The builder packs items in priority order until the budget is exhausted. Dropped items are reported in $excluded, so you can log what was cut.

Use cb_reset() between turns to reuse the same builder:

cb <- cb_reset(cb)
# Now add fresh content for the next turn

Persistent knowledge store

For agents that need memory across sessions, knowledge_store persists to a JSONL file. Combined with the orchestr memory adapter, this gives agents durable recall: the agent remembers user preferences, past queries, and learned facts across restarts.

# Knowledge store persists to disk
ks <- knowledge_store$new(path = "long-term-memory.jsonl")

# Store structured facts
ks$set("user.preference", list(language = "R", theme = "dark"))
ks$set("session.2025-01-15", list(
  topic = "regression models",
  outcome = "built linear model for mtcars"
))

# Search by key pattern
ks$search("^session")
#> $`session.2025-01-15`
#> $`session.2025-01-15`$topic
#> [1] "regression models"

# Use in an orchestr agent via the adapter
mem <- as_orchestr_memory(ks)

Putting it all together

Here is a complete RAG agent that combines retrieval, token management, and persistent memory in an orchestr graph. Documents are ingested into a local vector store, queries trigger retrieval and context assembly, the LLM answers using grounded context, and the agent persists what it learns for future sessions.

library(securecontext)
library(orchestr)
library(ellmer)

# --- Knowledge base ---
docs <- list(
  document("dplyr provides a grammar of data manipulation with verbs
like filter, select, mutate, summarise, and arrange."),
  document("ggplot2 implements the grammar of graphics.

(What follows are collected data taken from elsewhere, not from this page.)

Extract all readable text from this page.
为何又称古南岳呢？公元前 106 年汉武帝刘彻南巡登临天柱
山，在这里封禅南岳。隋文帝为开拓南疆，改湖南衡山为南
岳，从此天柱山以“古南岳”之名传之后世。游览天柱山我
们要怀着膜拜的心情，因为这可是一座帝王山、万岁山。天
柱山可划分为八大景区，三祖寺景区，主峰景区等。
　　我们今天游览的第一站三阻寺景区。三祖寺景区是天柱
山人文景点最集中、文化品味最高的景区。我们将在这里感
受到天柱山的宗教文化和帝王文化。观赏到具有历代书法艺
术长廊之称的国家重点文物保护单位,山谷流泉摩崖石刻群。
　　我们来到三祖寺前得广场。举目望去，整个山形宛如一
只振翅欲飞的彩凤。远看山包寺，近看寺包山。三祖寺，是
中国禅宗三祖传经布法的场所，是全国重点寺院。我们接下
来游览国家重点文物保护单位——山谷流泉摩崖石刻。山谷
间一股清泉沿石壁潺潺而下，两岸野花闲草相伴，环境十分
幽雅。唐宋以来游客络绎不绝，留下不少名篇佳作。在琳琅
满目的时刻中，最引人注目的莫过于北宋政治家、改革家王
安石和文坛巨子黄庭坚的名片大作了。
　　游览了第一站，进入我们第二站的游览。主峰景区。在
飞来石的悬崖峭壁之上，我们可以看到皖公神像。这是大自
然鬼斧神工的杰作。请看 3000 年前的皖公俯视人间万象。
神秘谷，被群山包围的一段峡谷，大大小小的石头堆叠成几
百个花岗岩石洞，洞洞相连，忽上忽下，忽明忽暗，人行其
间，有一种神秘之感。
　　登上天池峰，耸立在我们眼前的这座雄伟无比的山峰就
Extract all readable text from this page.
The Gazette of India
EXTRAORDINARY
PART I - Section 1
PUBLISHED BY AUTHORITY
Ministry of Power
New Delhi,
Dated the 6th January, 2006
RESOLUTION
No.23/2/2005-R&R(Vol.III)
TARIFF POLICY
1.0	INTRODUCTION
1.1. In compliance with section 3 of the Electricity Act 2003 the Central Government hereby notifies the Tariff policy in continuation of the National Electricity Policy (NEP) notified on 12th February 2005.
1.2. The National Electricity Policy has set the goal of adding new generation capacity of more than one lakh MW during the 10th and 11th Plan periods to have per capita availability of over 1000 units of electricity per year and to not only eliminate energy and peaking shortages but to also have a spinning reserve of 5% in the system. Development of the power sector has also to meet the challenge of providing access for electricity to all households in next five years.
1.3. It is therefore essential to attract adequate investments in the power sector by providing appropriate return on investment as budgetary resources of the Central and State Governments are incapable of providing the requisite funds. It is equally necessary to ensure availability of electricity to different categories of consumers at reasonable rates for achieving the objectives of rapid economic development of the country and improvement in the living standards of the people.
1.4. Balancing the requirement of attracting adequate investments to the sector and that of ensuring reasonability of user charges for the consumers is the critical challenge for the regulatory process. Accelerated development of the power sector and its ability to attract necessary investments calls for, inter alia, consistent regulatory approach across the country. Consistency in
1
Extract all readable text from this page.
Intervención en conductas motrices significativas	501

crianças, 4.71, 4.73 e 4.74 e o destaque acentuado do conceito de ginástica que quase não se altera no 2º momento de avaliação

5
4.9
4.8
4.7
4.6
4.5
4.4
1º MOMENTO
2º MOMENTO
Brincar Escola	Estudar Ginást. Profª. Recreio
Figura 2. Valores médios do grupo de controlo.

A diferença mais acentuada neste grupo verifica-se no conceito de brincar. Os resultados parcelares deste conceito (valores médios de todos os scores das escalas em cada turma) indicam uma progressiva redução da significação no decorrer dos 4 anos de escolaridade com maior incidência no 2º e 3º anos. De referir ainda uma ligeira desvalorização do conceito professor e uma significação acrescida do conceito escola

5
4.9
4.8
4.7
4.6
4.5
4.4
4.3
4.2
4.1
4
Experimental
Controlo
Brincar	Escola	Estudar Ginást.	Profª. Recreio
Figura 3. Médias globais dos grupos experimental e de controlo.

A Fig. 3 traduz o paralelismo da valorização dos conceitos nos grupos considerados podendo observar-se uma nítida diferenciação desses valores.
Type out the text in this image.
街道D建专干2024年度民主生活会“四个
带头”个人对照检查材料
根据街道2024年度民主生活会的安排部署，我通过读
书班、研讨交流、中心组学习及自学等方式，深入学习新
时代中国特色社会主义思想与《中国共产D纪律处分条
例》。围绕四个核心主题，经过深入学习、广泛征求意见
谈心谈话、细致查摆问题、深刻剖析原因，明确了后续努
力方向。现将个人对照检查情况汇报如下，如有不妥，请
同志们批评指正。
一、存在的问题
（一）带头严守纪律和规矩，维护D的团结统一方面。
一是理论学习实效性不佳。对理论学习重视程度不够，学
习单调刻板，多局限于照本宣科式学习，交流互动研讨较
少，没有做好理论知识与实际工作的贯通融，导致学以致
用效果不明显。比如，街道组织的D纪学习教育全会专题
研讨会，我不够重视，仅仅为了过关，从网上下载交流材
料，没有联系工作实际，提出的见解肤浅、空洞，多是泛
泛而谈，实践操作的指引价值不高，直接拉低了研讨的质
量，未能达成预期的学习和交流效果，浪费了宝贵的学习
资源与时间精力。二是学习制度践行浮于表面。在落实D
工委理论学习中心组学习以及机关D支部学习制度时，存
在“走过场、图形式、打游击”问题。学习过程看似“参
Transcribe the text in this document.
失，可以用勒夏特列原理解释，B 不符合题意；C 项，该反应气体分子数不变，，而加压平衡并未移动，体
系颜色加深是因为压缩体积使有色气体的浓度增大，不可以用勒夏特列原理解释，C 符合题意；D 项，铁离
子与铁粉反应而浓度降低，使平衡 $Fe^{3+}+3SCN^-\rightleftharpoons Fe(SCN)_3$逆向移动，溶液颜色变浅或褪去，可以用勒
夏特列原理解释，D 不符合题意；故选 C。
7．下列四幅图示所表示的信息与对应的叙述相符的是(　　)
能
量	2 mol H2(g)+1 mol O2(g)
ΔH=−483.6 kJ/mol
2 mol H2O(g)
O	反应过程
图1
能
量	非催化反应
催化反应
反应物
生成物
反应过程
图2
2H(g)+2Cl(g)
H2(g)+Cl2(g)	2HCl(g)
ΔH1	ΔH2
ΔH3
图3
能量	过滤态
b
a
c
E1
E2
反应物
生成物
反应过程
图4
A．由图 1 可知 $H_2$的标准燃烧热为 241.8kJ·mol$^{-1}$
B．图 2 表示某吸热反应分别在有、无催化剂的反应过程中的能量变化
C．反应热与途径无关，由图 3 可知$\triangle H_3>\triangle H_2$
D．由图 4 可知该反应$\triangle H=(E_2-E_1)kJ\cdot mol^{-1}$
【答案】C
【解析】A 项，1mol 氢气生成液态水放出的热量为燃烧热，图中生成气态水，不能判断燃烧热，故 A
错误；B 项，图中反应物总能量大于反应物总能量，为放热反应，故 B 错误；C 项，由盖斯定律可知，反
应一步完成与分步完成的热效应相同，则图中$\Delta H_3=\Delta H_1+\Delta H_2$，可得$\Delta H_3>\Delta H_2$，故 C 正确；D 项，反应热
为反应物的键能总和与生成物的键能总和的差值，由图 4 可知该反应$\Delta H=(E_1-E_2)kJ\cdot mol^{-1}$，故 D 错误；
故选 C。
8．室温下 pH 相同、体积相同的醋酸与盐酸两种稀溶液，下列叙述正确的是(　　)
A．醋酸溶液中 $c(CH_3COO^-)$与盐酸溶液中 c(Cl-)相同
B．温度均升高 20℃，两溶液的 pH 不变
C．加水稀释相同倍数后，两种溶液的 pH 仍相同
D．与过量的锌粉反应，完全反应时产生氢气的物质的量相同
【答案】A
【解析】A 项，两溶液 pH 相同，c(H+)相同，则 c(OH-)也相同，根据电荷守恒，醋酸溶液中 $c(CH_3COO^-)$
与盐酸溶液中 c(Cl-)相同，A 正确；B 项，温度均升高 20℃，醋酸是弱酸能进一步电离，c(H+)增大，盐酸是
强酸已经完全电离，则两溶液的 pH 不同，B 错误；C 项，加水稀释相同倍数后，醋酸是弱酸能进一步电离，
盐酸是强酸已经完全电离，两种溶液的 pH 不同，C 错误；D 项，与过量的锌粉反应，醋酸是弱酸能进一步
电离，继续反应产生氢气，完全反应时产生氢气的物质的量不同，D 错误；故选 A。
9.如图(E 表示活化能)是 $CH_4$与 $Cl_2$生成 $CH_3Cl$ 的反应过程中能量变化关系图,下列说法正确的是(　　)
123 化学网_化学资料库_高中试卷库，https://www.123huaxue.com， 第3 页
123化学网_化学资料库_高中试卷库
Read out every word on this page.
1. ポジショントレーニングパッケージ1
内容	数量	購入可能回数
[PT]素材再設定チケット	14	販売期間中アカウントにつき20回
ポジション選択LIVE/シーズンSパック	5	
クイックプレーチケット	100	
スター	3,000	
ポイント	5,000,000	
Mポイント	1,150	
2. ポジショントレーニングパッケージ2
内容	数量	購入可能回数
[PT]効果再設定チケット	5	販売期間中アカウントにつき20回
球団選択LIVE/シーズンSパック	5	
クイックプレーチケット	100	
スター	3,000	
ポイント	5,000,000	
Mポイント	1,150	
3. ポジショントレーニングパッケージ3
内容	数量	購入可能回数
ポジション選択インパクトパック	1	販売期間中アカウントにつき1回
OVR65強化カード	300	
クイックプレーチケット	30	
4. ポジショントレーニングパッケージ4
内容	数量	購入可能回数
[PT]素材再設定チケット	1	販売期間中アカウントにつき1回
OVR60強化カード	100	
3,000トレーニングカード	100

Build plots
layer by layer with aes(), geom_point(), geom_line(), and facet_wrap()."),
  document("tidyr helps tidy data with pivot_longer, pivot_wider,
separate, and unite.")
)

corpus <- vapply(docs, function(d) d@text, character(1))
embedder <- embed_tfidf(corpus)
vs <- vector_store$new(dims = embedder@dims)
ret <- retriever(vs, embedder)
add_documents(ret, docs, chunk_strategy = "sentence")

# --- Persistent memory ---
ks <- knowledge_store$new(path = tempfile(fileext = ".jsonl"))
mem <- as_orchestr_memory(ks)

# --- Graph nodes ---
retrieve_node <- function(state, config) {
  query <- state$messages[[length(state$messages)]]
  result <- context_for_chat(ret, query, max_tokens = 1500, k = 3)
  list(context = result$context)
}

agent_node <- function(state, config) {
  context <- state$context %||% ""
  query <- state$messages[[length(state$messages)]]

  prompt <- paste0("Context:\n", context, "\n\nQuestion: ", query)
  chat <- chat_anthropic(
    system_prompt = "Answer questions about R packages using the provided context."
  )
  response <- chat$chat(prompt)

  # Persist what we learned
  mem$set(paste0("query.", Sys.time()), query)

  list(messages = list(response))
}

# --- Build and run ---
schema <- state_schema(messages = "append:list", context = "character")
g <- graph_builder(state_schema = schema)
g$add_node("retrieve", retrieve_node)
g$add_node("agent", agent_node)
g$add_edge("retrieve", "agent")
g$add_edge("agent", END)
g$set_entry_point("retrieve")

rag <- g$compile()
result <- rag$invoke(list(
  messages = list("How do I reshape data from wide to long format?")
))

The retrieval node finds chunks about tidyr’s pivot_longer, the context builder fits them within the token budget, and the agent answers using that grounded context. The query is also persisted to the knowledge store for future reference.